Israelische Kampfflugzeuge haben in der Nacht zu Donnerstag erstmals seit sieben Jahren Ziele im Libanon angegriffen, wie auch öffentlich eingeräumt wurde. Die Luftangriffe hätten »Abschussstellen und für Terror genutzte Infrastruktur« im Libanon zum Ziel gehabt, da am Donnerstag »Raketen aus dem Libanon auf israelisches Gebiet« abgefeuert worden seien, gab die israelische Luftwaffe über Twitter bekannt. Der libanesische Fernsehsender Al-Manar berichtete von Angriffen nahe der Ortschaften Mahmudija und Aischija im Süden des Landes.
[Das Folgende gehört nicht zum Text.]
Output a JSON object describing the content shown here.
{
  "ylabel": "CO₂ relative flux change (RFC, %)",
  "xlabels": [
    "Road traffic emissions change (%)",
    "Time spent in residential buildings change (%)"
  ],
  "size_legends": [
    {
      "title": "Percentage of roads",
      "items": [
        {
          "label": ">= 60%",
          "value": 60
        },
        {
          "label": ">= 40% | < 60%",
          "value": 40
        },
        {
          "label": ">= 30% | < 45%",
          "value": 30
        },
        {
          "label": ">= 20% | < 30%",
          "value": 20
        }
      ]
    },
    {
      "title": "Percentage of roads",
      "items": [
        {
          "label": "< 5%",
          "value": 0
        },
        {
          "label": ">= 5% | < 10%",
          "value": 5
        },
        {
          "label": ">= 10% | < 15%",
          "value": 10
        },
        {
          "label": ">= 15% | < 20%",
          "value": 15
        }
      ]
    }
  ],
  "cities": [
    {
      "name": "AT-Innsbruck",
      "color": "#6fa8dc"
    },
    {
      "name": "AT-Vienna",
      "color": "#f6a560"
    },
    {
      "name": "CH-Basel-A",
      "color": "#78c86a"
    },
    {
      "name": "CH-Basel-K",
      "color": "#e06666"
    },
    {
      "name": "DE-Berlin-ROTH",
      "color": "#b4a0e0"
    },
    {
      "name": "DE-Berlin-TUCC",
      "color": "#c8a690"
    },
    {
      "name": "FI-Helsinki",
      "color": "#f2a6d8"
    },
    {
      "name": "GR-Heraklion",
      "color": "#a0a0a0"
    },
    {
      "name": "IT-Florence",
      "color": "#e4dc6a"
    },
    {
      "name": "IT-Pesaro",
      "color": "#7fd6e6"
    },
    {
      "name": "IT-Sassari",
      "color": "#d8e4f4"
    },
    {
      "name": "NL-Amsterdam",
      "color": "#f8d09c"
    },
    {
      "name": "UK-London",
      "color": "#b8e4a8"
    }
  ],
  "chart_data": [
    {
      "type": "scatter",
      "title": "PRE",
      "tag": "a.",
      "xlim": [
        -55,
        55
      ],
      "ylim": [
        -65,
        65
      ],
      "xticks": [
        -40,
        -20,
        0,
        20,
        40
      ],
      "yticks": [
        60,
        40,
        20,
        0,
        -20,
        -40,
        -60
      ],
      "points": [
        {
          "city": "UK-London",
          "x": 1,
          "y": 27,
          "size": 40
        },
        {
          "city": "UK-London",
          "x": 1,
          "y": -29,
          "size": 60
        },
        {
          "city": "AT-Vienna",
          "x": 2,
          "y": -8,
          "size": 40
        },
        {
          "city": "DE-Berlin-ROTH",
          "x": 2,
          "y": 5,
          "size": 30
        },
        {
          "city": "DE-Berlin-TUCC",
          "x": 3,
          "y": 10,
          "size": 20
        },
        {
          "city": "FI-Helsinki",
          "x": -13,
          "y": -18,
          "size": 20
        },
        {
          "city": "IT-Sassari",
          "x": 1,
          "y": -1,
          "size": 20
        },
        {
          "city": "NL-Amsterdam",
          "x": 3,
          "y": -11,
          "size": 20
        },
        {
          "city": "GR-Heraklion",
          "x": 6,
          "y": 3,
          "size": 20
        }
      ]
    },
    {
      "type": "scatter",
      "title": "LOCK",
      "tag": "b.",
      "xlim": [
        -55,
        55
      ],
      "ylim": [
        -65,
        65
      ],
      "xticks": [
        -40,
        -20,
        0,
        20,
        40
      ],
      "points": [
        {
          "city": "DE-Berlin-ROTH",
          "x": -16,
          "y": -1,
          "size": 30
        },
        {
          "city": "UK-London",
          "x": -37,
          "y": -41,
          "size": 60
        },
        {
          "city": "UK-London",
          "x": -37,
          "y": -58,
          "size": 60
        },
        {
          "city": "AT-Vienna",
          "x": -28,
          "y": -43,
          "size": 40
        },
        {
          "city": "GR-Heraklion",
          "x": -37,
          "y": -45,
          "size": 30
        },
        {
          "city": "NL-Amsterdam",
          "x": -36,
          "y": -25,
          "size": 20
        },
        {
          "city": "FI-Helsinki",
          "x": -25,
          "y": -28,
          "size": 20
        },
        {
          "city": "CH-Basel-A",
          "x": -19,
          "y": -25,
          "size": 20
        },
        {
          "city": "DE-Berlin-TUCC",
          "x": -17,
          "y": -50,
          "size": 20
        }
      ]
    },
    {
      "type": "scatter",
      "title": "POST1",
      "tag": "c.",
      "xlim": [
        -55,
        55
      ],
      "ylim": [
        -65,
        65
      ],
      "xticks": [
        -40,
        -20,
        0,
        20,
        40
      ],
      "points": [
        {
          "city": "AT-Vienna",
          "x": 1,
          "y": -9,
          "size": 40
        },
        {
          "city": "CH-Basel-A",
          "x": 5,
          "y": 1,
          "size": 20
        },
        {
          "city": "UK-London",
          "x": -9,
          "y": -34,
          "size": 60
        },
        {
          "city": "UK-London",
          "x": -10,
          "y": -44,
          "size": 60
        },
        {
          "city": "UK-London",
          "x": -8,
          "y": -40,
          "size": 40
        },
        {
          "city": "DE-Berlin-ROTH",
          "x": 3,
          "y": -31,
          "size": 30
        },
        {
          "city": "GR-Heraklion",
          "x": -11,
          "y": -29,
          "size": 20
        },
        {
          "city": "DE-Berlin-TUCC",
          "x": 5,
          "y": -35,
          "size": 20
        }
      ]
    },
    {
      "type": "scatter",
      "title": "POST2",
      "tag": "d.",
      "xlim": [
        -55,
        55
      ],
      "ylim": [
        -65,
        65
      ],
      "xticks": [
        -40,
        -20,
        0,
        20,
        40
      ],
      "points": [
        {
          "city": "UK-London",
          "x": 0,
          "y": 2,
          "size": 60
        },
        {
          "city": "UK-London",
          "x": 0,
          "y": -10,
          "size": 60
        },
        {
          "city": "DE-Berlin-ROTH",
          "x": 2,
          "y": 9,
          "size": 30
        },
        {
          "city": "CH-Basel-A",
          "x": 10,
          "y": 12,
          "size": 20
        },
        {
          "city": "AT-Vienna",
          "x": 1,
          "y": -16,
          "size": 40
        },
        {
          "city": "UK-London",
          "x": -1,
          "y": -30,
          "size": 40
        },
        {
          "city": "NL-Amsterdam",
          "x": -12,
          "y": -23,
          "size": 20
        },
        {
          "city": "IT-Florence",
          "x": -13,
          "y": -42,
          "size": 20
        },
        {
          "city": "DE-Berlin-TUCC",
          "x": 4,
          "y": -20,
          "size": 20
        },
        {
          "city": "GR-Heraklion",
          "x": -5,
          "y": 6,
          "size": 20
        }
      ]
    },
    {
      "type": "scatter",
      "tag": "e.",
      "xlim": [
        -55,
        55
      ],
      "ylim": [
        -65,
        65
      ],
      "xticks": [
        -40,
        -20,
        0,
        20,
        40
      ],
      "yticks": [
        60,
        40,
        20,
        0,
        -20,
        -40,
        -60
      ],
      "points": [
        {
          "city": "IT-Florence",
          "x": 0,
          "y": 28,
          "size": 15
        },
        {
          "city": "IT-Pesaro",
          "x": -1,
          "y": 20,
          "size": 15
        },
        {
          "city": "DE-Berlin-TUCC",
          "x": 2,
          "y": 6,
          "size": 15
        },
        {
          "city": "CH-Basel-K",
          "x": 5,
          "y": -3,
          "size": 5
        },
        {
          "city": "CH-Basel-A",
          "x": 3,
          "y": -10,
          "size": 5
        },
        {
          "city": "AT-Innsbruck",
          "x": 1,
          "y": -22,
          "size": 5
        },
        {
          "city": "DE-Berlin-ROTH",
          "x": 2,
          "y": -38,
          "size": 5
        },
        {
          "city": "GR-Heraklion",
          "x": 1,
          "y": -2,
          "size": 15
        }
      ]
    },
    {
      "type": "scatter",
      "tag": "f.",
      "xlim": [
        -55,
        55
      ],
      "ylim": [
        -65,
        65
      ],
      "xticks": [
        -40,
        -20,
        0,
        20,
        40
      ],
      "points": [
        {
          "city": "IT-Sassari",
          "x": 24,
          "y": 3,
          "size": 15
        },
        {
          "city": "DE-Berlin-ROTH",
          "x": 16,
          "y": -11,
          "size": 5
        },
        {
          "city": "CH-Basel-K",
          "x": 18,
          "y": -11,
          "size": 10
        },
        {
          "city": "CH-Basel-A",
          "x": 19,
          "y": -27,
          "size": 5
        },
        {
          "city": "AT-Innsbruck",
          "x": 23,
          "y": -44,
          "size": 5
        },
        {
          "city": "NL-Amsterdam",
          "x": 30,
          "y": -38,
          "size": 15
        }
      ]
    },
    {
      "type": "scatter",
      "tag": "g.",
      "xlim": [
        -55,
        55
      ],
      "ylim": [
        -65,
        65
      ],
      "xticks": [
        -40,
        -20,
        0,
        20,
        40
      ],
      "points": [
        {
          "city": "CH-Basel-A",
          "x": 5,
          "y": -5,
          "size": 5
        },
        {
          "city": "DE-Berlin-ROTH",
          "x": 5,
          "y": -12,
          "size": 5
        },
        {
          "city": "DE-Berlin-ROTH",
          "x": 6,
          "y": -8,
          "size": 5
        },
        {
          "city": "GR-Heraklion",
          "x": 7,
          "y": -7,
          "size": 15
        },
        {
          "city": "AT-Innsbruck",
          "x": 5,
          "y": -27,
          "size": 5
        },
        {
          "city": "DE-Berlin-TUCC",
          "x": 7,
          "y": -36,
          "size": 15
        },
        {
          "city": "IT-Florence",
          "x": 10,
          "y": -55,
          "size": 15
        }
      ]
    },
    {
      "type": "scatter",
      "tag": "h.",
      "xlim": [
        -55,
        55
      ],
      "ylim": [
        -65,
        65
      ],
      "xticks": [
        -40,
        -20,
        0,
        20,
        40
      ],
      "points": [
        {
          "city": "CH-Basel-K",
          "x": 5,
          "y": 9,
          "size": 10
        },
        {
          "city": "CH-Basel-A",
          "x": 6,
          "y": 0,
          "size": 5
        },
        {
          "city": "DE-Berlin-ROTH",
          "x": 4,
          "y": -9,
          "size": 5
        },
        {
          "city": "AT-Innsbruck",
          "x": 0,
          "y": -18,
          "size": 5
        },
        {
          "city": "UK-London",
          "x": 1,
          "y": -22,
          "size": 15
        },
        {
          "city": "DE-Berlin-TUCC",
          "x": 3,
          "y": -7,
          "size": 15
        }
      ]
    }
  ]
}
Libanons Präsident Michel Aoun warf Israel am Donnerstag »aggressive, eskalierende Absichten« vor, zitiert die Times of Israel den 87jährigen. Aoun bezeichnete die Luftschläge als »eklatante und gefährliche Verletzung der Resolution 1701 des Sicherheitsrats«. Durch die UN-Resolution wurden 2006 die Kriegshandlungen zwischen Israel und dem Libanon eingestellt, doch befinden sich beide Länder formal weiterhin im Kriegszustand.

Israel hatte bereits am Mittwoch Raketenbeschuss aus dem Libanon gemeldet. Die israelische Armee reagierte mit Artilleriefeuer. Nach Angaben der libanesischen Armee schlugen dabei 92 Geschosse im Libanon ein, die zum Teil Buschbrände entfachten. Es werde untersucht, wer die Raketen auf Israel abgefeuert habe, hieß es aus Beirut, während das israelische Militär erklärte, »das Land Libanon« sei verantwortlich.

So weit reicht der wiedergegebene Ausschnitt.